Except for truckers and the few Americans who own diesel automobiles, most of us pay little attention to the price of diesel fuel at the pump. Anyone who needed to buy heating oil this winter has noticed, however. Because the latter comes from the same part of the barrel as diesel and often differs only in the color of dye added to differentiate it from on-road fuels, heating oil has gotten caught up in the same factors that have driven diesel prices to record heights. This year the combination of normal seasonal patterns, long-term global demand trends, and a 25% spike in oil prices since early December have pushed these "middle distillates" to the brink of $4.00 per gallon.
While the average price of retail gasoline across the US is $0.66/gallon higher than the same week last year, diesel fuel has gone up by $1.13. The dramatic increase in the diesel price bears some of the blame for the recent spike in food-price inflation, compounding the impact of ethanol demand on corn prices. Residential heating oil has followed a similar pattern, currently selling at an average of $1.18/gal. more than a year ago. The question I hear frequently is why a fuel that seems easier to make than gasoline and historically sold at a discount to it should suddenly cost so much more, nearly 60 cents more, right now. The answer requires dispelling a myth and taking one of the biggest global fuel trends into account, bigger even than the rise of biofuels, at least for now.
Start with the notion that diesel is cheaper to make than gasoline. That was once true, when its production was mostly a matter of distilling out the middle fraction of light, sweet crude oils--hence "middle distillates"--and putting them in a tank for distribution. Much has changed since then, including big shifts in average refinery crude slates toward heavier, higher-sulfur crude oils and the promulgation of environmental regulations progressively restricting the sulfur content of diesel sold for on-road use. When I worked at Texaco's Los Angeles Plant (now owned by Tesoro) in the late 1970s, the diesel fuel we produced was permitted to contain up to 0.5% sulfur. After successive reductions, the implementation of the 15 parts per million diesel sulfur specification that went into effect in 2006 has removed 99.7% of the sulfur in diesel fuel, at an exponentially-increasing cost per ton removed, the closer the standard got to zero. As a result of these shifts, big parts of the diesel pool are now refined as intensively as much of the gasoline pool.
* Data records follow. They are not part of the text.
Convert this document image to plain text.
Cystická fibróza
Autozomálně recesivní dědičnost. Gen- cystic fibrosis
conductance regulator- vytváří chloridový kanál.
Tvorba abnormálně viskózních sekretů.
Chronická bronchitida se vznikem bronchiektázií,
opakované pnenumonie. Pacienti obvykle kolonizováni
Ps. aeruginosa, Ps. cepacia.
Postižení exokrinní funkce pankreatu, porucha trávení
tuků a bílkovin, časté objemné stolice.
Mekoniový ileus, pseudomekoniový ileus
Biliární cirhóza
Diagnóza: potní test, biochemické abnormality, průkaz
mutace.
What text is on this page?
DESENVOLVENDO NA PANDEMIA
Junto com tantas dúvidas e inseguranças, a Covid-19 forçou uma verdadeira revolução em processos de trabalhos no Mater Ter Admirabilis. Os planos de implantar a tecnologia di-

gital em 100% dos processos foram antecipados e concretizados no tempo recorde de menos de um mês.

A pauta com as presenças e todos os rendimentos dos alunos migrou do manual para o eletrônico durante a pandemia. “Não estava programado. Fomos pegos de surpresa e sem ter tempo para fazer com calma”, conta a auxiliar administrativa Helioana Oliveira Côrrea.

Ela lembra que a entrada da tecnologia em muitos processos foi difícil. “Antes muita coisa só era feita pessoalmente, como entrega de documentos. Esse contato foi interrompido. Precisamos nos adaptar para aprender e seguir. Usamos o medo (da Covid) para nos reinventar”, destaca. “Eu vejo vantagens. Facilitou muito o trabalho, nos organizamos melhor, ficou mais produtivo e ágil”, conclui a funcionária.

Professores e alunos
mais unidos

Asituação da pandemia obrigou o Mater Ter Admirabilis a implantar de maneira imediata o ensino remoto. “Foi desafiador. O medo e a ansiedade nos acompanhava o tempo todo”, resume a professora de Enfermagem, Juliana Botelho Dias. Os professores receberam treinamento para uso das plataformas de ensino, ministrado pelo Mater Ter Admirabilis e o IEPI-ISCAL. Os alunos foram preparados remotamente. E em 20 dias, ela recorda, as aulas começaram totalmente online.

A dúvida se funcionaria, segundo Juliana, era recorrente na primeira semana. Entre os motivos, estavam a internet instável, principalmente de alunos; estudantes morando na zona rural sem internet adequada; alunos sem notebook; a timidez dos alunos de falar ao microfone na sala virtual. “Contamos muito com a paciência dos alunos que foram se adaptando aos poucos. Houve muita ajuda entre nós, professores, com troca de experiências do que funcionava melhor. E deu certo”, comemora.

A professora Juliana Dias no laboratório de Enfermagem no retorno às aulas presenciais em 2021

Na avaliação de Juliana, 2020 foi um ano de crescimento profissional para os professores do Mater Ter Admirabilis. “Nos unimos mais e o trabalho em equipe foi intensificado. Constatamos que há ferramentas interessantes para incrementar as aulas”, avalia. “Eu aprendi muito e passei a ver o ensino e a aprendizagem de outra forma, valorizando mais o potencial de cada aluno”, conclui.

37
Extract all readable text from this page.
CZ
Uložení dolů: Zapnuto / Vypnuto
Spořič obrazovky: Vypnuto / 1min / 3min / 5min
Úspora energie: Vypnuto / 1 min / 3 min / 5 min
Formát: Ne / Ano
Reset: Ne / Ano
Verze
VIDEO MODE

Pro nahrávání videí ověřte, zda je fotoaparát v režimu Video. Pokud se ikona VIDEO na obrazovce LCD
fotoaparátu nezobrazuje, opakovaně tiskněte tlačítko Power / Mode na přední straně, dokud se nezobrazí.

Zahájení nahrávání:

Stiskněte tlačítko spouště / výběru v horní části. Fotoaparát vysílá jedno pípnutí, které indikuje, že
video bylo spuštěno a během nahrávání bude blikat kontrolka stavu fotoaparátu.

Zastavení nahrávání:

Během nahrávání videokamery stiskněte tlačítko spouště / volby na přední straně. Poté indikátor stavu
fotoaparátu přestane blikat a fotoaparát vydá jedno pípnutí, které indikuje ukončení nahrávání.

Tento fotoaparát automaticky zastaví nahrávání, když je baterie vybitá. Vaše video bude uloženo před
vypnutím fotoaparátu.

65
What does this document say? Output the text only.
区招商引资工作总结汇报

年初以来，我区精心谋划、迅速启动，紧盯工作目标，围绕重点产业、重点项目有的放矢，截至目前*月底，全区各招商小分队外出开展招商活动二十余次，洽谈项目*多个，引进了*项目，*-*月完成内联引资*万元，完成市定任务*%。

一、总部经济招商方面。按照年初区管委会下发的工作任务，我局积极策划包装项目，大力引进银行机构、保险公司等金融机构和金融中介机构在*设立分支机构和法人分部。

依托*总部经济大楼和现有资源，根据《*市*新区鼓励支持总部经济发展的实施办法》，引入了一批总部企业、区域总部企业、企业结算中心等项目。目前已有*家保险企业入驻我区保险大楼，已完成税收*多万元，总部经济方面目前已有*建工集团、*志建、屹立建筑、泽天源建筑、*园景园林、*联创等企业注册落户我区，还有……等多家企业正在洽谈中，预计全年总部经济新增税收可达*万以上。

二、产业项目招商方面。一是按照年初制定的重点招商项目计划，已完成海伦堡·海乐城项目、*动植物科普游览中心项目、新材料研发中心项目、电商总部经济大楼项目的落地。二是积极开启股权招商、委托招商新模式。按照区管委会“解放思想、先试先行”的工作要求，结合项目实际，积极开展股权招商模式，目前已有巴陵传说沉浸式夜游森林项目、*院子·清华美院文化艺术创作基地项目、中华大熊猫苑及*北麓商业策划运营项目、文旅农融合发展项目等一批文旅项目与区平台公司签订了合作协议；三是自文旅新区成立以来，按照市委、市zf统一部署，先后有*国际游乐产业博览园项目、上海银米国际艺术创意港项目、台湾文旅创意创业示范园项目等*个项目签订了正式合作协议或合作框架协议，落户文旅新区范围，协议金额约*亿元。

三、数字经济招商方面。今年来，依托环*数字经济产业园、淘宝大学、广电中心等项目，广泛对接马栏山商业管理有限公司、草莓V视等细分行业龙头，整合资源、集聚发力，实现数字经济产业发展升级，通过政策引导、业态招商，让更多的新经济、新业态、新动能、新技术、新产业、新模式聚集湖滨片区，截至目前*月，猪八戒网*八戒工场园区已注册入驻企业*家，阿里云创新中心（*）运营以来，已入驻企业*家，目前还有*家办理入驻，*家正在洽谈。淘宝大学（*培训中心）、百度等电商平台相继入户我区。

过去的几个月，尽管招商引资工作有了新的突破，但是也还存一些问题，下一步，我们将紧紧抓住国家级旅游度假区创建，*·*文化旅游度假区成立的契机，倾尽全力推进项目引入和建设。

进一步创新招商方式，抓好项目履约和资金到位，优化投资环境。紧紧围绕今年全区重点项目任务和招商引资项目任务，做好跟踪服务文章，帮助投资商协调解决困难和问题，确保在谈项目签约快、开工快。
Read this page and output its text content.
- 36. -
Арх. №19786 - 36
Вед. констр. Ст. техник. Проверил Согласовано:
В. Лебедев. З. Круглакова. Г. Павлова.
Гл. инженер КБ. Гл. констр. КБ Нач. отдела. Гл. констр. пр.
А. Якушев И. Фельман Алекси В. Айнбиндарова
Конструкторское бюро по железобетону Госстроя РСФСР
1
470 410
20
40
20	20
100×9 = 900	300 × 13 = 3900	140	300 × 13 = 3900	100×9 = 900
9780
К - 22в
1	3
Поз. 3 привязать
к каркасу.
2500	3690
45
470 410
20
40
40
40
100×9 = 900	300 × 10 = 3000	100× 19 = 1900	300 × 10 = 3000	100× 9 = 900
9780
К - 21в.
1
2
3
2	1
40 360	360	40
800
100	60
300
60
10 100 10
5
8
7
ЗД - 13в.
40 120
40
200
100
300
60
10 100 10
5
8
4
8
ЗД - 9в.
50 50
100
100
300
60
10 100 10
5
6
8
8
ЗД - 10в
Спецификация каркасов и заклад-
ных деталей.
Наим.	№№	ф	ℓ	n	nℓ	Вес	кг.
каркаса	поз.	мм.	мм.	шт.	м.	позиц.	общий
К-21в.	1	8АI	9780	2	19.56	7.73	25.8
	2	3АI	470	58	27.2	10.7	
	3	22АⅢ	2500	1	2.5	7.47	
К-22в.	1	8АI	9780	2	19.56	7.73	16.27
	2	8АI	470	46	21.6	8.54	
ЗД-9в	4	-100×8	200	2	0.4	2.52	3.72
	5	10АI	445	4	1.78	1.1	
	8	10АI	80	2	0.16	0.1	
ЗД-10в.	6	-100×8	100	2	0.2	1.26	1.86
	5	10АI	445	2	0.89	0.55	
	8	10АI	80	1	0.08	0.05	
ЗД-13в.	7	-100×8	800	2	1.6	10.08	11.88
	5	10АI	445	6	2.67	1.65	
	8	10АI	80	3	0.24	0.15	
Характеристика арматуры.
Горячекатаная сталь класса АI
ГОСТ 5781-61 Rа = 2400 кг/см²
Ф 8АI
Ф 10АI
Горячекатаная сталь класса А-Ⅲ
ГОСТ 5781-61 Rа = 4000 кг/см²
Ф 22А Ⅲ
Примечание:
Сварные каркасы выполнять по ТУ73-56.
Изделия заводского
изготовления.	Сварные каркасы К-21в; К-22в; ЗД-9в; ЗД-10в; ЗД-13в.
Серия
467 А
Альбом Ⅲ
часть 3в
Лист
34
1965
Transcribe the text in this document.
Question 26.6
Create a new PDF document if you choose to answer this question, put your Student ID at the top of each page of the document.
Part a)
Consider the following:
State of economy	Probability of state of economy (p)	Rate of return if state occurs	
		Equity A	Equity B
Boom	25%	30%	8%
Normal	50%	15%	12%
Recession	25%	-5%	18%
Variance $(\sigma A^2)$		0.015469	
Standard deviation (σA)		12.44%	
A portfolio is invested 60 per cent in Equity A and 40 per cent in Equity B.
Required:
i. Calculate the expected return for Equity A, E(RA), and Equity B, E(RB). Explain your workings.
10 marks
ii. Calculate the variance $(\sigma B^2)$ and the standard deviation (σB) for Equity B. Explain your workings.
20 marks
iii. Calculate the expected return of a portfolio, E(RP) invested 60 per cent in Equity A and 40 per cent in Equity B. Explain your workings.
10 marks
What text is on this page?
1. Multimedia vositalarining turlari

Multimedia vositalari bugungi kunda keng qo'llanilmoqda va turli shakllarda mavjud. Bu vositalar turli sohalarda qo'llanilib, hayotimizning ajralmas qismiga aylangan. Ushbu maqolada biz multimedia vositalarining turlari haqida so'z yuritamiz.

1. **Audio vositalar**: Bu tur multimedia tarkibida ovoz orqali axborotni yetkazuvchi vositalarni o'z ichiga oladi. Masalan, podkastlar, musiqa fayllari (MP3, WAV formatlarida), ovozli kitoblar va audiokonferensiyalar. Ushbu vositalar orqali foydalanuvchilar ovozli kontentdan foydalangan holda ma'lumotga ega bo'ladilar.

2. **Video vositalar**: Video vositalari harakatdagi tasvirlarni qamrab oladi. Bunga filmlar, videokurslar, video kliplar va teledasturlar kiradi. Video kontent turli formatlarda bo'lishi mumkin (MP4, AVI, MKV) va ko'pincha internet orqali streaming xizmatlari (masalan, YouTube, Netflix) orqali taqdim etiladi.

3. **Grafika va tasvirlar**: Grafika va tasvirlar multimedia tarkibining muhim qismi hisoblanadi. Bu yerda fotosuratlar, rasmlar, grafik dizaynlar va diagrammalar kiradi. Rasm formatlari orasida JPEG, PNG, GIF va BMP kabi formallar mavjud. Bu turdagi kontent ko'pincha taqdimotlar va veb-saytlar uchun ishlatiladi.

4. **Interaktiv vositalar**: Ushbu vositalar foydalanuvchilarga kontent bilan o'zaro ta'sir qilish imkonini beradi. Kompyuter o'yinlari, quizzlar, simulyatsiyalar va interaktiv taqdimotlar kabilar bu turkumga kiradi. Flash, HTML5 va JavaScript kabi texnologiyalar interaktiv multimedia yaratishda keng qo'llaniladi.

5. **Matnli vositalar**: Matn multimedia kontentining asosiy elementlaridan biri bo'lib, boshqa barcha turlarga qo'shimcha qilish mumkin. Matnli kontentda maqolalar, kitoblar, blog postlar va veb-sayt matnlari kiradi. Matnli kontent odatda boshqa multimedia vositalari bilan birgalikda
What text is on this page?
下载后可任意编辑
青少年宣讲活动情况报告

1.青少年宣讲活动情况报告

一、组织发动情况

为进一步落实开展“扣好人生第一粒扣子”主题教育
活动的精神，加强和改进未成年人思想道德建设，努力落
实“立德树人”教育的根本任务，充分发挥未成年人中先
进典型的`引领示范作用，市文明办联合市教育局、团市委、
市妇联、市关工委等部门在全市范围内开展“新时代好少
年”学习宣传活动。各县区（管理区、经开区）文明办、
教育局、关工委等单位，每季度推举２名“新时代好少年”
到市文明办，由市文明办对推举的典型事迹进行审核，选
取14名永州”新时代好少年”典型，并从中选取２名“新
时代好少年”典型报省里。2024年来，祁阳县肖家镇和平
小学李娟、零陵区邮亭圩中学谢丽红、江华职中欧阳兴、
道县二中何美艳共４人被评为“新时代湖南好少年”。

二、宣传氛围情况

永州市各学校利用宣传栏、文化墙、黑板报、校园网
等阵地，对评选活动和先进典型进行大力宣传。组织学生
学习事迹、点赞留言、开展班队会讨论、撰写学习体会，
Global trends also strongly affect the price we pay for diesel and heating oil. At 20%, compared to gasoline's 45%, diesel's share of total US petroleum consumption is much lower than elsewhere. Globally, diesel outsells gasoline, 27% versus 25%, and its lead looks set to increase. Diesel consumption is closely aligned with economic growth, so the development of Asia has boosted diesel demand much more than gasoline demand, so far. In Europe the higher efficiency of diesel automobiles is a key element of the EU's greenhouse gas reduction strategy, and diesel models outsell their petrol competitors. Because most of Europe's oil refineries were built to yield a similar product slate to ours, this shift has produced a growing surplus of gasoline--a big source of our gasoline imports--and a distillate deficit that the EU's expanding biodiesel production can't begin to close. So when the US imports diesel and heating oil to meet seasonal demand, we are competing directly with Europe and Asia.
The global diesel demand trends and higher production costs described above aren't temporary factors, either, and they ride along on top of the steady rise we've seen in crude oil costs. There's no reason to expect that diesel will revert to being cheaper than regular gasoline, or selling at parity with it as it did in the late 1990s. If anything, the average premium over unleaded regular of about 13 cents per gallon that we've experienced since 2006 is likely to expand further. That's bad news for food prices, and it could make the introduction of new diesel cars here a tougher sell, although on a miles-per-dollar basis, diesel still looks cheaper than gas.